Un voyage avec vue Nous avions à peine commencé notre voyage que nous découvrions que la route côtière qui connecte la ville de Gaza au centre et au sud de la Bande de Gaza avait été fermée à tous les véhicules par les troupes israéliennes. Des bulldozers israéliens blindés soutenus par des tanks Merkava grondaient au loin après avoir juste terminé leur travail. A l’ est d’où nous étions se trouve la colonie illégale de Netzarim, avec ses 400 habitants vivant dans une bulle. Un peu plus de 8.000 colons occupent environ 40% des terres dans la Bande de Gaza ; environ 1.3 million de Palestiniens vivent sur les 60% restant. Devant nous, se trouvait un fossé de 3 mètres de profondeur avec derrière de hauts monceaux de sable. Perplexes, nous sommes restés debout avec les autres voyageurs, nous demandant quoi faire. Quelques uns, sans valises, ont pris le risque de d’escalader les monticules sous les tirs des israéliens. D’autres ont attendu une meilleure alternative – une charrette tirée par un âne, la dernière mode pour voyager à Gaza. Nous avons attendu l’arrivée de la première charrette. Ayant appris la fermeture de la route côtière, beaucoup de fermiers locaux avaient profité du marché de l’offre et la demande pour gagner quelques shekels supplémentaires. Accompagnés d’un couple âgé et de nos bagages, nous nous sommes accrochés (et mon fils à moi) tandis que le chauffeur dirigeait le véhicule de bois branlant en descendant les collines de Gaza pour se diriger vers la côte. En tout trois kilomètres à travers l’eau, le sable et des graviers. La plupart des voyageurs sont allés à pied, incapables de se payer le luxe relatif d’un voyage de 2$ sur une charrette tirée par un âne.

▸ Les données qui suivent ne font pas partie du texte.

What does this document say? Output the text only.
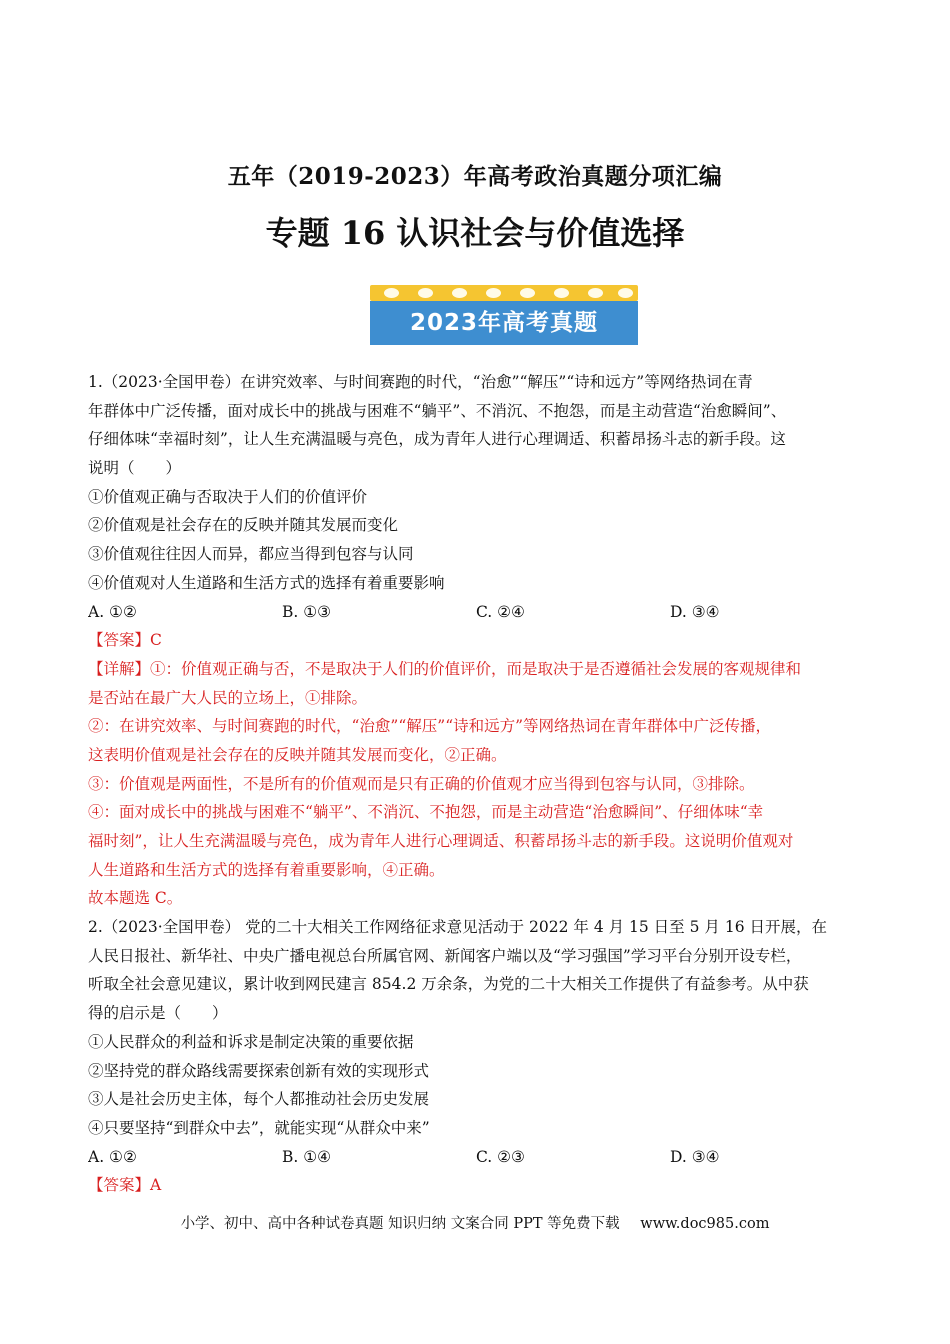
五年（2019-2023）年高考政治真题分项汇编
专题 16 认识社会与价值选择
2023年高考真题
1.（2023·全国甲卷）在讲究效率、与时间赛跑的时代，“治愈”“解压”“诗和远方”等网络热词在青
年群体中广泛传播，面对成长中的挑战与困难不“躺平”、不消沉、不抱怨，而是主动营造“治愈瞬间”、
仔细体味“幸福时刻”，让人生充满温暖与亮色，成为青年人进行心理调适、积蓄昂扬斗志的新手段。这
说明（　　）
①价值观正确与否取决于人们的价值评价
②价值观是社会存在的反映并随其发展而变化
③价值观往往因人而异，都应当得到包容与认同
④价值观对人生道路和生活方式的选择有着重要影响
A. ①②	B. ①③	C. ②④	D. ③④
【答案】C
【详解】①：价值观正确与否，不是取决于人们的价值评价，而是取决于是否遵循社会发展的客观规律和
是否站在最广大人民的立场上，①排除。
②：在讲究效率、与时间赛跑的时代，“治愈”“解压”“诗和远方”等网络热词在青年群体中广泛传播，
这表明价值观是社会存在的反映并随其发展而变化，②正确。
③：价值观是两面性，不是所有的价值观而是只有正确的价值观才应当得到包容与认同，③排除。
④：面对成长中的挑战与困难不“躺平”、不消沉、不抱怨，而是主动营造“治愈瞬间”、仔细体味“幸
福时刻”，让人生充满温暖与亮色，成为青年人进行心理调适、积蓄昂扬斗志的新手段。这说明价值观对
人生道路和生活方式的选择有着重要影响，④正确。
故本题选 C。
2.（2023·全国甲卷） 党的二十大相关工作网络征求意见活动于 2022 年 4 月 15 日至 5 月 16 日开展，在
人民日报社、新华社、中央广播电视总台所属官网、新闻客户端以及“学习强国”学习平台分别开设专栏，
听取全社会意见建议，累计收到网民建言 854.2 万余条，为党的二十大相关工作提供了有益参考。从中获
得的启示是（　　）
①人民群众的利益和诉求是制定决策的重要依据
②坚持党的群众路线需要探索创新有效的实现形式
③人是社会历史主体，每个人都推动社会历史发展
④只要坚持“到群众中去”，就能实现“从群众中来”
A. ①②	B. ①④	C. ②③	D. ③④
【答案】A
小学、初中、高中各种试卷真题 知识归纳 文案合同 PPT 等免费下载 www.doc985.com
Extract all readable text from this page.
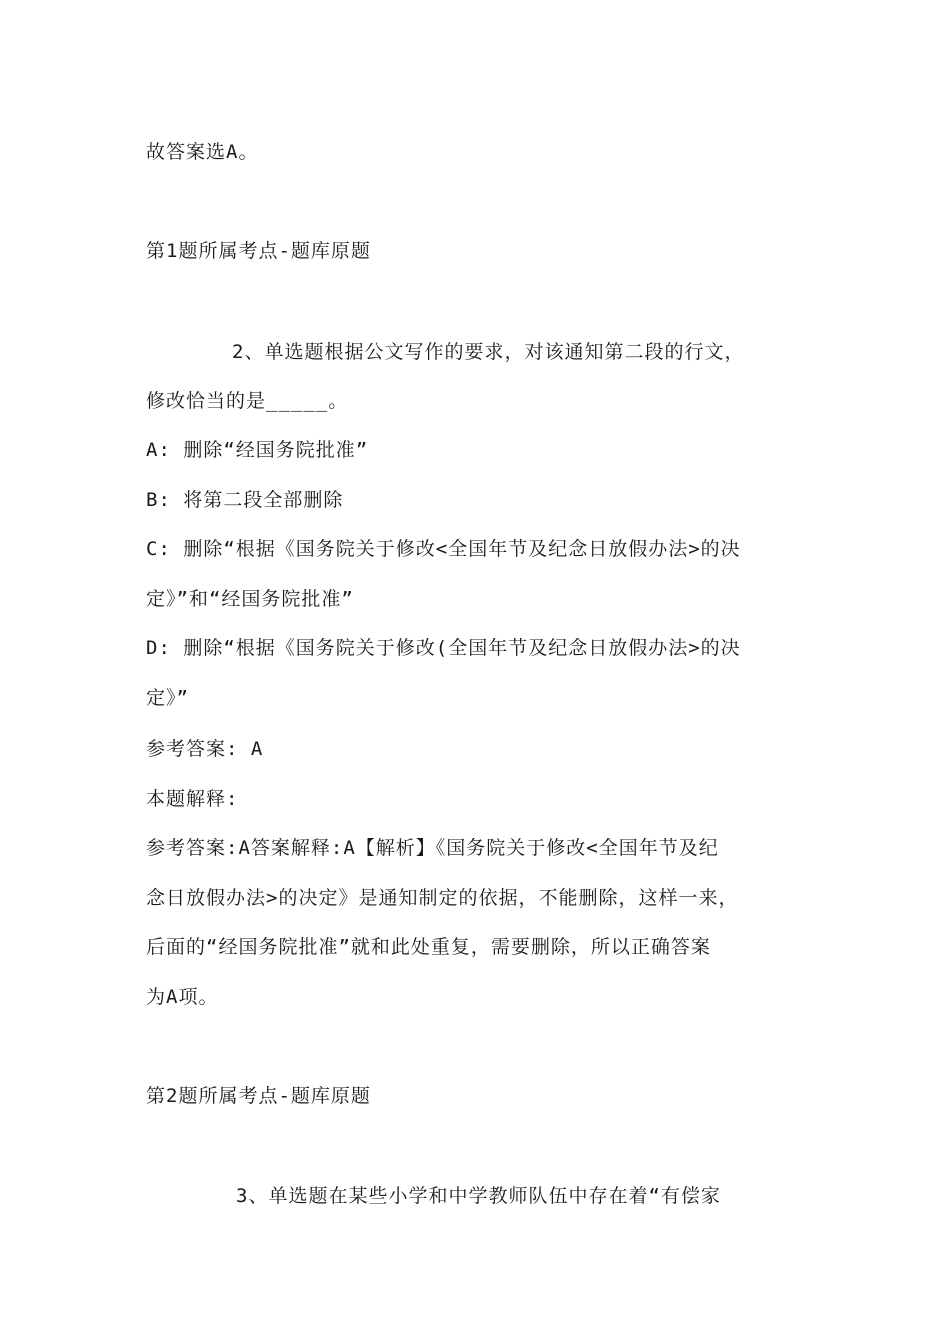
故答案选A。
第1题所属考点-题库原题
2、单选题根据公文写作的要求，对该通知第二段的行文，
修改恰当的是_____。
A: 删除“经国务院批准”
B: 将第二段全部删除
C: 删除“根据《国务院关于修改<全国年节及纪念日放假办法>的决
定》”和“经国务院批准”
D: 删除“根据《国务院关于修改(全国年节及纪念日放假办法>的决
定》”
参考答案: A
本题解释:
参考答案:A答案解释:A【解析】《国务院关于修改<全国年节及纪
念日放假办法>的决定》是通知制定的依据，不能删除，这样一来，
后面的“经国务院批准”就和此处重复，需要删除，所以正确答案
为A项。
第2题所属考点-题库原题
3、单选题在某些小学和中学教师队伍中存在着“有偿家
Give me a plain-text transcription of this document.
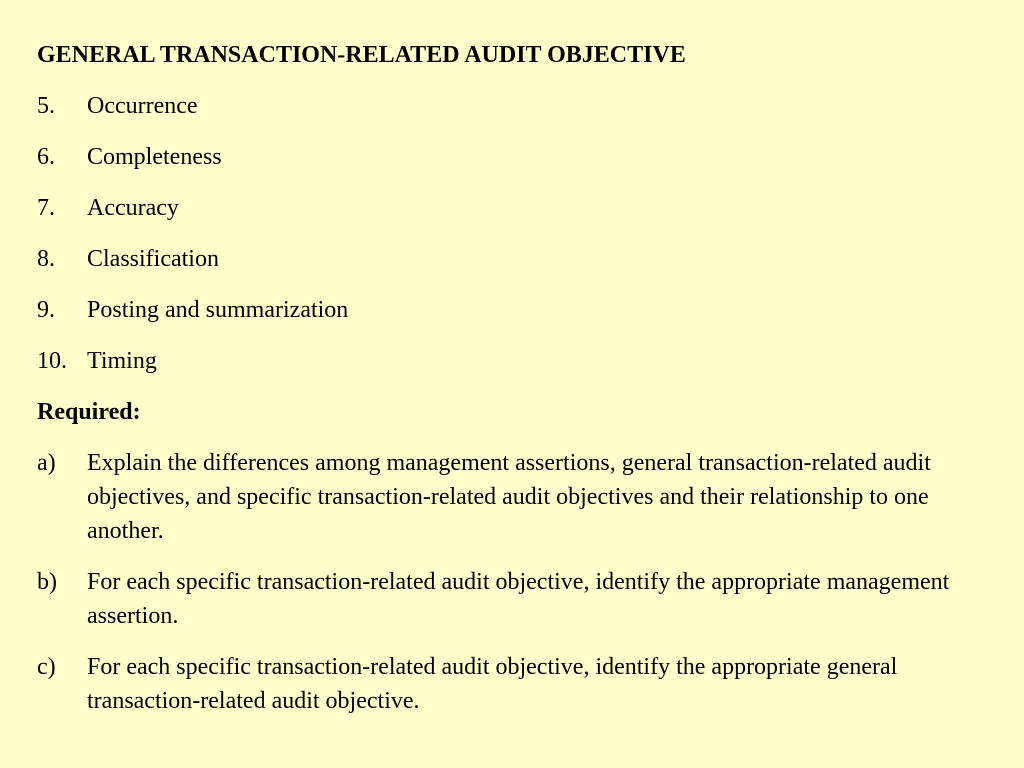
GENERAL TRANSACTION-RELATED AUDIT OBJECTIVE
5.	Occurrence
6.	Completeness
7.	Accuracy
8.	Classification
9.	Posting and summarization
10. Timing
Required:
a)	Explain the differences among management assertions, general transaction-related audit objectives, and specific transaction-related audit objectives and their relationship to one another.
b)	For each specific transaction-related audit objective, identify the appropriate management assertion.
c)	For each specific transaction-related audit objective, identify the appropriate general transaction-related audit objective.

Les soldats invisibles Dix minutes et plusieurs bleus plus tard, nous étions retournés sur la route principale, un peu plus mouillés et un peu plus sages (j’ai réalisé que porter des pantalons blancs pour faire le trajet avec un âne n’est pas très intelligent). Nous avons fait signe à notre deuxième taxi qui nous a transportés un kilomètre au sud de notre prochain obstacle : le check -point d’Abu Huli qui divise le sud de Gaza du nord. Ce check- point a été monté au milieu de terres agricoles parmi les plus fertiles de Gaza au début de l’Intifada Al-Aqsa. Plusieurs dizaines d’hectares de terre, certains appartenant à ma propre famille, ont été confisqués et rasés dans ce processus. Des voitures s’étaient arrêtées le long de la route principale et notre chauffeur nous a dit que nous ferions mieux d’attendre sans lui étant donné que cela risquait d’être très long. Nous nous sommes abrités dans une cafétéria de fortune. Nous avons attendu pendant quatre heures au milieu d’un troupeau de chèvres errantes et avec des centaines d’autres Palestiniens. A Gaza, nos occupants ne sont que très rarement visibles. Ils se cachent derrière des engins militaires et des tours de snipers lourdement fortifiées. Ils sont dans le cocon de leurs tanks, derrière des blockhaus massifs ou bien ils planent loin au-dessus de nous dans des hélicoptères Apaches américains. Ils dirigent leurs check- points par télécommande et nous crient leurs ordres par mégaphone. Le soldat invisible qui contrôlait le check- point d’Abu Huli, en a profité pour nous railler. « Retournez » cria-t-il en hébreu de derrière une fenêtre noircie, dont seul le bout de son fusil était visible. « Nous n’allons pas ouvrir pour vous aujourd’hui ! »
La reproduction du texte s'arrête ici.